Candide
e Discours sur l'origine et les fondements de l´inegalité parmi les
hommes são obras de caráter filosófico em que é feita uma crítica à
injustiça social vigente no séc. XVIII. Candide é um romance de viagens
e de aprendizagem que convida o leitor a fazer uma reflexão sobre o problema da
religião e a sua influência no quotidiano. No Discours, Rousseau defende
que a causa da desigualdade entre os homens é a civilização, que considera a
causa de todos os males. Defende, portanto, o regresso ao estado natural do
homem.
Voltaire
trata, em Candide, a condição miserável do homem. A felicidade é-nos
retratada em Thunder-ten-tronckh, onde reina o amor (Pangloss/ Paquette e
Candide / Cunégonde); no Eldorado, onde existe harmonia, em oposição ao resto
do mundo; e no jardim de Propontide, onde o amor já está arruinado e onde as
personagens cultivam o jardim da sua quinta para não se sentirem entediadas.

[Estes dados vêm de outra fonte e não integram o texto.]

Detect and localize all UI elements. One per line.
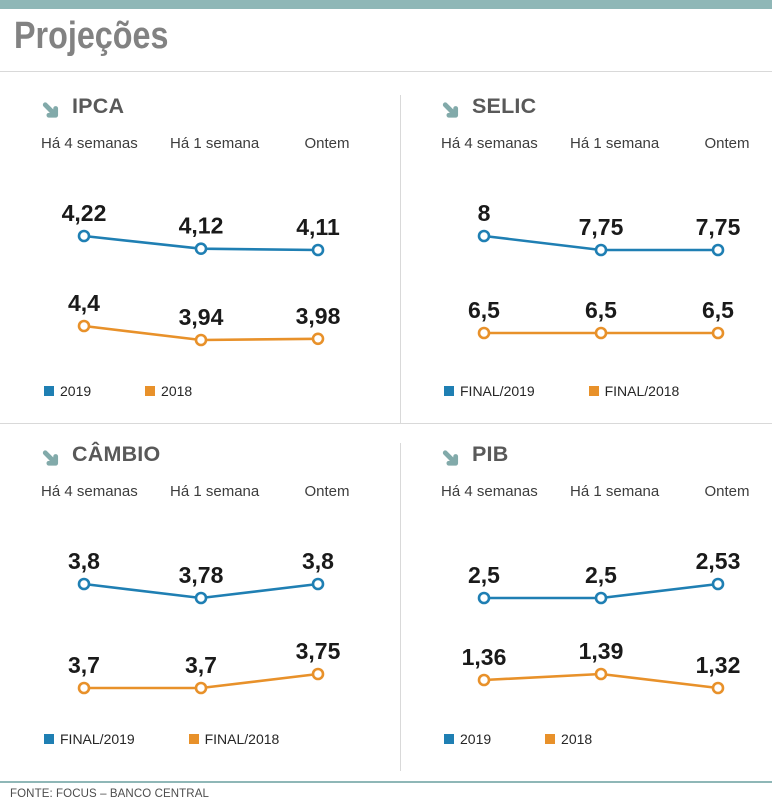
svg-text:6,5: 6,5 — [585, 297, 617, 323]
svg-text:4,22: 4,22 — [62, 200, 107, 226]
svg-text:3,8: 3,8 — [68, 548, 100, 574]
svg-text:1,36: 1,36 — [462, 644, 507, 670]
svg-text:2,5: 2,5 — [585, 562, 617, 588]
svg-text:1,39: 1,39 — [579, 638, 624, 664]
svg-text:4,4: 4,4 — [68, 290, 100, 316]
svg-text:8: 8 — [478, 200, 491, 226]
svg-text:6,5: 6,5 — [702, 297, 734, 323]
svg-text:3,98: 3,98 — [296, 303, 341, 329]
svg-text:4,11: 4,11 — [296, 214, 340, 240]
svg-text:3,75: 3,75 — [296, 638, 341, 664]
svg-text:2,53: 2,53 — [696, 548, 741, 574]
svg-text:3,7: 3,7 — [68, 652, 100, 678]
svg-text:6,5: 6,5 — [468, 297, 500, 323]
svg-text:3,8: 3,8 — [302, 548, 334, 574]
svg-text:7,75: 7,75 — [696, 214, 741, 240]
svg-text:1,32: 1,32 — [696, 652, 741, 678]
svg-text:4,12: 4,12 — [179, 213, 224, 239]
svg-text:3,78: 3,78 — [179, 562, 224, 588]
svg-text:3,94: 3,94 — [179, 304, 224, 330]
svg-text:3,7: 3,7 — [185, 652, 217, 678]
svg-text:7,75: 7,75 — [579, 214, 624, 240]
svg-text:2,5: 2,5 — [468, 562, 500, 588]
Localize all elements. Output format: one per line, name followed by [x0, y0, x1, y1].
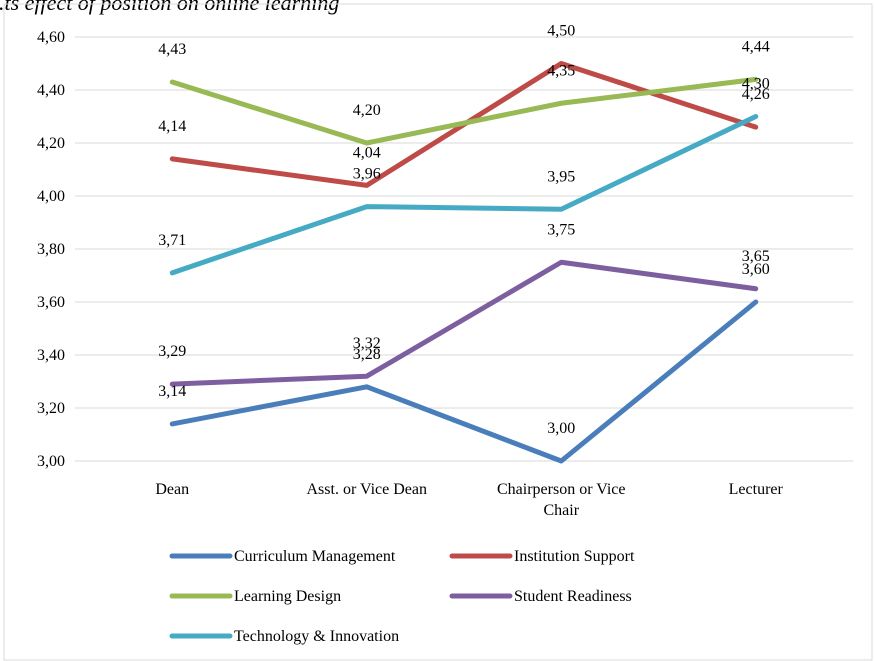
- data-label: 3,71: [158, 232, 186, 249]
- y-axis-ticks: 3,00 3,20 3,40 3,60 3,80 4,00 4,20 4,40 4,60: [37, 29, 65, 470]
- series-layer: [169, 61, 759, 464]
- data-label: 4,50: [547, 23, 575, 40]
- data-label: 3,00: [547, 420, 575, 437]
- x-tick-label: Asst. or Vice Dean: [307, 481, 428, 498]
- data-label: 3,75: [547, 221, 575, 238]
- data-label: 3,95: [547, 168, 575, 185]
- legend-label: Technology & Innovation: [234, 628, 399, 645]
- y-tick-label: 3,80: [37, 241, 65, 258]
- y-tick-label: 3,00: [37, 453, 65, 470]
- data-label: 4,14: [158, 118, 186, 135]
- data-label: 4,30: [742, 76, 770, 93]
- grid-layer: [75, 36, 853, 462]
- chart-title: ...ts effect of position on online learn…: [0, 0, 339, 15]
- series-line-learning-design: [169, 76, 759, 146]
- data-label: 3,65: [742, 248, 770, 265]
- series-line-curriculum-management: [169, 299, 759, 464]
- data-label: 4,04: [353, 144, 381, 161]
- chart-border: [3, 3, 873, 661]
- x-tick-label: Chairperson or Vice Chair: [497, 481, 625, 519]
- data-labels: 3,14 3,28 3,00 3,60 4,14 4,04 4,50 4,26 4,43 4,20…: [158, 23, 770, 438]
- data-label: 3,14: [158, 383, 186, 400]
- series-line-technology-innovation: [169, 114, 759, 276]
- legend-label: Institution Support: [514, 548, 635, 565]
- legend-item-learning-design: Learning Design: [169, 588, 341, 605]
- y-tick-label: 3,20: [37, 400, 65, 417]
- data-label: 4,35: [547, 62, 575, 79]
- legend-item-curriculum-management: Curriculum Management: [169, 548, 396, 565]
- legend-item-institution-support: Institution Support: [449, 548, 635, 565]
- legend: Curriculum Management Institution Support…: [169, 548, 635, 645]
- y-tick-label: 4,00: [37, 188, 65, 205]
- data-label: 4,43: [158, 41, 186, 58]
- data-label: 3,32: [353, 335, 381, 352]
- legend-item-technology-innovation: Technology & Innovation: [169, 628, 399, 645]
- y-tick-label: 3,40: [37, 347, 65, 364]
- data-label: 4,44: [742, 38, 770, 55]
- y-tick-label: 4,20: [37, 135, 65, 152]
- data-label: 3,60: [742, 261, 770, 278]
- y-tick-label: 4,60: [37, 29, 65, 46]
- x-axis-ticks: Dean Asst. or Vice Dean Chairperson or Vic…: [155, 481, 783, 519]
- data-label: 3,96: [353, 166, 381, 183]
- legend-item-student-readiness: Student Readiness: [449, 588, 632, 605]
- y-tick-label: 4,40: [37, 82, 65, 99]
- data-label: 4,20: [353, 102, 381, 119]
- data-label: 3,28: [353, 346, 381, 363]
- x-tick-label: Dean: [155, 481, 189, 498]
- legend-label: Student Readiness: [514, 588, 632, 605]
- series-line-student-readiness: [169, 259, 759, 387]
- data-label: 3,29: [158, 343, 186, 360]
- y-tick-label: 3,60: [37, 294, 65, 311]
- x-tick-label: Lecturer: [729, 481, 784, 498]
- legend-label: Curriculum Management: [234, 548, 396, 565]
- data-label: 4,26: [742, 86, 770, 103]
- legend-label: Learning Design: [234, 588, 341, 605]
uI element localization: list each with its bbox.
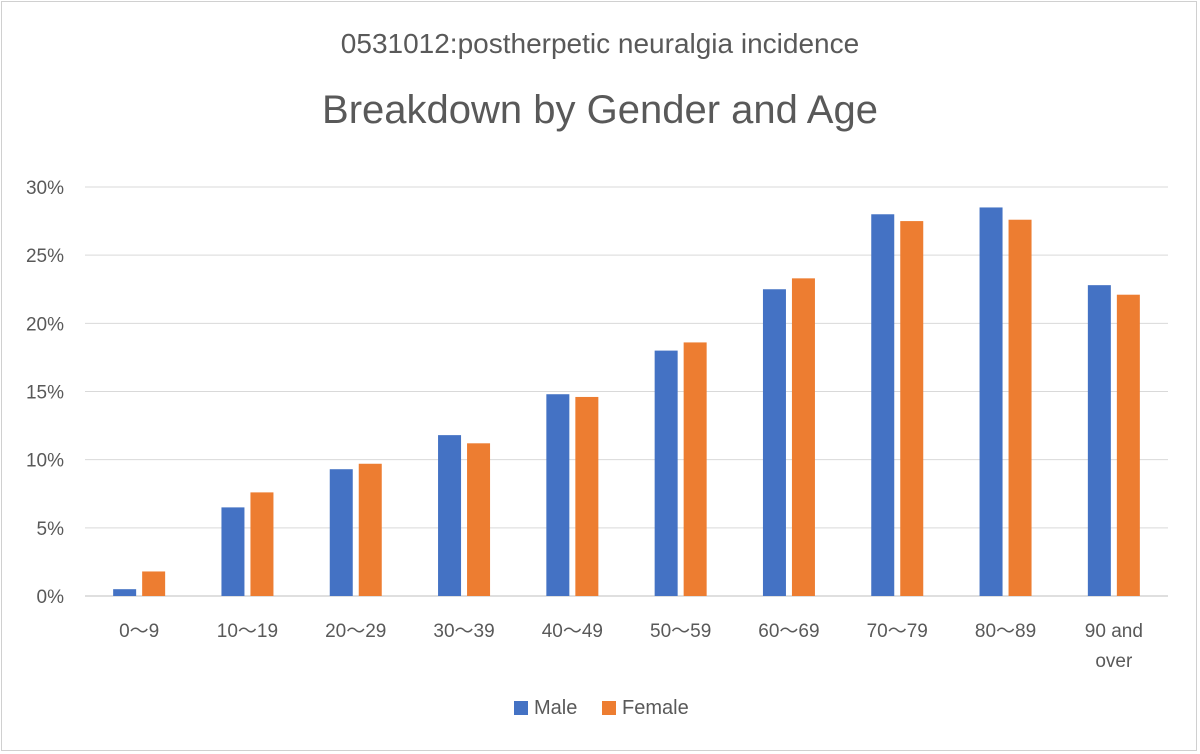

Voltaire pretende mostrar que a felicidade nem
sempre é possível. Candide, iludido de início com a perspectiva de encontrar
um mundo melhor, acaba dececionado com o mundo, sem sentir mais, no final,
amor por Cunégonde. Voltaire mostra assim o seu ceticismo em relação aos
sentimentos e às emoções. Conclui-se que não vale a pena termos muitas ambições
nem amarmos excessivamente. Não podemos mudar o mundo de forma imediata, mas
apenas cuidar do nosso «petit jardin».
O mundo, um
caos de horrores para Voltaire, é-nos retratado através das catástrofes
naturais que atingem o homem. Exemplos disso são a tempestade e o tremor de
terra, causadores da morte de Jacques e da ruína de Lisboa, as epidemias de que
sofrem Pangloss e a velha, o
canibalismo, quando os vinte guardas do sultão de Constantinopla comeram dois
eunucos e cortaram as nádegas às mulheres para se alimentarem delas, e quando
Candide e Cacambo foram amarrados com
cordas para serem mortos. A cena de canibalismo pretende mostrar a
insensibilidade dos homens uns para com os outros, consequência da ignorância.
Voltaire deixa perpassar o seu anticlericalismo, na medida
em que considera a Igreja a origem de todo o mal: a Inquisição é-nos retratada
por Voltaire através da celebração de um auto de fé, em Lisboa, para que a
terra deixasse de tremer. Durante essa celebração, Candide foi açoitado, o
biscaio e os dois homens que não comeram
porco foram queimados e Pangloss foi enforcado por não acreditar no pecado
original e achar que tudo no mundo está bem e que não podia ser melhor. Esta é
a teoria que o filósofo defende ao longo de toda a obra e que Voltaire critica com
ironia. O otimismo deve ser combatido, não devemos resignar-nos ao mal.
Voltaire critica, assim, a intolerância
religiosa, o fanatismo da Igreja, o princípio da obscuridade e a superstição,
que ele nomeia de «l'infâme». A superstição é contra a humanidade, constitui um
obstáculo à felicidade humana.
O problema
das guerras é-nos retratado por Voltaire em várias cenas: a guerra da Holanda,
a guerra entre árabes e búlgaros, em que é evidente a devastação; as cinquenta guerras
civis das filhas do imperador Muley-Ismaël em Marrocos; a guerra em Azof contra
os russos; e o combate naval entre o navio holandês e o navio espanhol, que se
afundam. O autor pretende mostrar que a humanidade se está a degradar e que os
homens são os responsáveis pela sua própria infelicidade. É a ambição dos
príncipes pelas riquezas dos outros países que leva à destruição, à guerra e à morte.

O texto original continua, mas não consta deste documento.